Inoltre i veneziani sono uno dei popoli più spiritosi del mondo; e riescono ad accordarsi sulla lunghezza d’onda dell’umorismo napoletano la differenza del quale dal veneziano sta solo nella maggior percentuale di paradosso e surrealismo. Delle canzoni comiche di Peppe ha apprezzato lo spirito; teneramente comico è Vurria (il desiderio d’un innamorato di farsi piccolo come un topolino per spiare non visto l’amata) ma il grosso dei pezzi eseguiti nel concerto comico non era. Uno di quelli forti per aprirlo è Jesce, sole , invocazione cinquecentesca al sole acché si manifesti e agisca; tragico diventa La pizzica per l’accelerazione costante del ballo delle tarantate sino a sciancare per esaurimento; patetico e delicato è Piccerè ; tragico e comico insieme è Aitane , la storia di un femmenella che si uccide per la disperazione d’esser schernito dal popolo e colla sua morte benefica il rione giacché escono i numeri del lotto smorfiati dal suo suicidio. Caso questo letterario anzichenò: a Napoli si è al massimo affettuosamente scherzato su ricchioni e femmennielli ma costoro non sono mai stati degli alieni rispetto alla società.

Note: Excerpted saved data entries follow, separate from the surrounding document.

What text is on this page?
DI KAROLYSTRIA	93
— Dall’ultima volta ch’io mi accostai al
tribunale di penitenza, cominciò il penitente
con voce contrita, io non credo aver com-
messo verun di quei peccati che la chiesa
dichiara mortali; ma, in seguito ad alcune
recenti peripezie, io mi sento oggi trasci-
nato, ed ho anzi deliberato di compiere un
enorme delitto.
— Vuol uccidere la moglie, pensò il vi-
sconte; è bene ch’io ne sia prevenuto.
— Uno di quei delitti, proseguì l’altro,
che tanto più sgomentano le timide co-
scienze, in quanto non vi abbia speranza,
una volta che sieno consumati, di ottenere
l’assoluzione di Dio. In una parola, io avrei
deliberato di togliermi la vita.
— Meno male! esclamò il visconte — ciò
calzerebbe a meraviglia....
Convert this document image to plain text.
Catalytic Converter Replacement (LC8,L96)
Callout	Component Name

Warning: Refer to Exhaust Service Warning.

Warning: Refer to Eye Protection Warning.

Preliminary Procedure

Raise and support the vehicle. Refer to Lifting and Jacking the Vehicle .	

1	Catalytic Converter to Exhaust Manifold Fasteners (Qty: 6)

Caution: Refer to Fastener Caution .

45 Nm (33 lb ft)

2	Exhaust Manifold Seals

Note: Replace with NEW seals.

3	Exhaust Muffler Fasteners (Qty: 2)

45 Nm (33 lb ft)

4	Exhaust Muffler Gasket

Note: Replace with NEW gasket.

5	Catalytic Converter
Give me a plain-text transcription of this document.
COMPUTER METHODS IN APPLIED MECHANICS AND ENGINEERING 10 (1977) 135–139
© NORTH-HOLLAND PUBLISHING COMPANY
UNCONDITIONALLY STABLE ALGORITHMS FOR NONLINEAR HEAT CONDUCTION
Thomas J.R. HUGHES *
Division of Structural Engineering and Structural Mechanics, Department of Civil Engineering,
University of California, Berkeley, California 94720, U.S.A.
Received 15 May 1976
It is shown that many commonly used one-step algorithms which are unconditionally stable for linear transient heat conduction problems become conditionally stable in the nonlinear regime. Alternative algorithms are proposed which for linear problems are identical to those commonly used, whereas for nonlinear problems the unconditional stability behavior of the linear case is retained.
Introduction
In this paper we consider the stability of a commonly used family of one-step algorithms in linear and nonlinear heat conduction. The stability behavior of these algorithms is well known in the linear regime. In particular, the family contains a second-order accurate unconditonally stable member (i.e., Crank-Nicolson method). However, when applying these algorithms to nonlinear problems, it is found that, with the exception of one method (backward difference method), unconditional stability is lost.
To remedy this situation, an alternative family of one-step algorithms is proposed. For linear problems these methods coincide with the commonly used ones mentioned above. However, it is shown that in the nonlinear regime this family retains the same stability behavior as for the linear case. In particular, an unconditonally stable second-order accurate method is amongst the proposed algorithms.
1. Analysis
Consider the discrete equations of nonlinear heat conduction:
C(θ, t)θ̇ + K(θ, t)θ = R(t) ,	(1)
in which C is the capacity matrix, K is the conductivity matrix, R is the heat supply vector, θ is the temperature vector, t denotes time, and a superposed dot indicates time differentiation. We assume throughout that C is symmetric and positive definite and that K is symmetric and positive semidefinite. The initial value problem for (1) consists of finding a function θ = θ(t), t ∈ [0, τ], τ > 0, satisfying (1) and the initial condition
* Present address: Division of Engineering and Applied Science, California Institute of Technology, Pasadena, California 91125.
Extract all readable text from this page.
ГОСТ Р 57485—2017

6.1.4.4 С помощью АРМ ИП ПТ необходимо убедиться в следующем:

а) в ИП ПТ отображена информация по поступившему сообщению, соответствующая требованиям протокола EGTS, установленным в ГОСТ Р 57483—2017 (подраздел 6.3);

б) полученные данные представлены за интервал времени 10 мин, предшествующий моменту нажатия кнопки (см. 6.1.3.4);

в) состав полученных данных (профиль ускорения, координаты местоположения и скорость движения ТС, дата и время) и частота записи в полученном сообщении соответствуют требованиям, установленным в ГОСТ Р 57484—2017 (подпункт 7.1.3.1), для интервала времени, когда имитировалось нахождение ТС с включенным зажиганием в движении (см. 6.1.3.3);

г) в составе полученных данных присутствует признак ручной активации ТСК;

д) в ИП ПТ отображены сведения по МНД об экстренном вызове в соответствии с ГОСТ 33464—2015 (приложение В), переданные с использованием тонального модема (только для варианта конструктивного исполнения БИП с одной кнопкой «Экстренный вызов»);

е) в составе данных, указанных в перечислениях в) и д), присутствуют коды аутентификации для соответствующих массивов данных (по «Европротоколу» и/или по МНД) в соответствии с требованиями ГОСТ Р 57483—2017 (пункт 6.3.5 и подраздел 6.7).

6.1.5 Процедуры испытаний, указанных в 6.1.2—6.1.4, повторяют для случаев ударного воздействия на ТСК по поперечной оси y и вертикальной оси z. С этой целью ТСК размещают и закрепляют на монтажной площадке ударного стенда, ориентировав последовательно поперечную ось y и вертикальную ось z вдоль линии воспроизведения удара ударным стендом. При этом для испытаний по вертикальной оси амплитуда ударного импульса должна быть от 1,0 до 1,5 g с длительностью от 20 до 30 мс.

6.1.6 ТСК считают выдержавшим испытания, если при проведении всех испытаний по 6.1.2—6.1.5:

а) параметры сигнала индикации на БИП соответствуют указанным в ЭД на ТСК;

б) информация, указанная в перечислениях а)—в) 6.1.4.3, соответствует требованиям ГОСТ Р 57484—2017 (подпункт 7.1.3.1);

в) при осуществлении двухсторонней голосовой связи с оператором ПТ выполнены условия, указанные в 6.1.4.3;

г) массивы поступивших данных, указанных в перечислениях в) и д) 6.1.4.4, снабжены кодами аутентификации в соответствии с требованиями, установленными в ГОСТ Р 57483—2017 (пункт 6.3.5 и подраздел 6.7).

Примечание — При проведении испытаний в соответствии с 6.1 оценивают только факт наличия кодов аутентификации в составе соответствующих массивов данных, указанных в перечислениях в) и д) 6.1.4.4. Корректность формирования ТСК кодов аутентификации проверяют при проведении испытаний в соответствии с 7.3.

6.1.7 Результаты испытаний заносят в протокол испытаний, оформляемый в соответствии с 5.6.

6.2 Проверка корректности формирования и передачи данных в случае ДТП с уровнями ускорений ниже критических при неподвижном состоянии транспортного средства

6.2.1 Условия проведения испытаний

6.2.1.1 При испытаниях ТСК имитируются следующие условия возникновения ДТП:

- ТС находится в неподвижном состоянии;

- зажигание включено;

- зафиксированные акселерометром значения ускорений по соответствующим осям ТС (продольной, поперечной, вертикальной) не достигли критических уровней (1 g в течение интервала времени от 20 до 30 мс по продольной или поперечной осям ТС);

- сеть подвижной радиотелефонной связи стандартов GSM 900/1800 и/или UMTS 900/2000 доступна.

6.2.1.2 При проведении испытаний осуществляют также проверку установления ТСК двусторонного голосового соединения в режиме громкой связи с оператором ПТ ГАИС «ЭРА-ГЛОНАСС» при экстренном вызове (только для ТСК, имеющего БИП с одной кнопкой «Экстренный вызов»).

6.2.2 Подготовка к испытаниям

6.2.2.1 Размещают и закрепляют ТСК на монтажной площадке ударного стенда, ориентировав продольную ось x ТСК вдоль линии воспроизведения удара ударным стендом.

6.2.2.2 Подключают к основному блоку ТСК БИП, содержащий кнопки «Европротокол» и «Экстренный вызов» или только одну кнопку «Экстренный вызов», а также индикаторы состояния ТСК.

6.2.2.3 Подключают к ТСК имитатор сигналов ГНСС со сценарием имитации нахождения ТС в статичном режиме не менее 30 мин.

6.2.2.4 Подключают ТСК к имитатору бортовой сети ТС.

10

Altra canzone dimostrante il meraviglioso animo del popolo napoletano è quella di E. A. Mario del 1945, Tammorriata nera , dedicata ai piccoli di razza africana nati nei vicoli perché le napoletane dagli americani coloured erano state possedute o violentate (laddove solo violentate erano state dai terribili marocchini francesi); e accettati subito come bimbi nostri. Storia attualissima, ché solo pochi mesi fa un giovane taxista mi disse che con la sua famiglia cantava. «Quanti figli hai?». «Tre, uno è nivuro!» («Uno è nero!»). Il bimbo era stato abbandonato dopo il parto da una prostituta fuggita e lui l’aveva raccolto e adottato. Questi africani che popolano i nostri vicoli e in napoletano si esprimono sono una benedizione.
Infine un omaggio al grande Giorgio Gaber con due sue canzoni adattate in napoletano.
Il pubblico ha seguito Peppe con un crescendo d’entusiasmo; per come canta con legato e meravigliosa intonazione, per la sua mimica e i suoi intermezzi improvvisati; ed ha anche apprezzato la sua orchestra tutta napoletana il culmine di eccellenza della quale è un giovane percussionista, il geniale Ivan Lacagnina.
E tanto i veneziani amano Peppe Barra che camminare con lui era impossibile: sì numerosi coloro che volevano salutarlo, stringergli la mano, chiedergli l’autografo.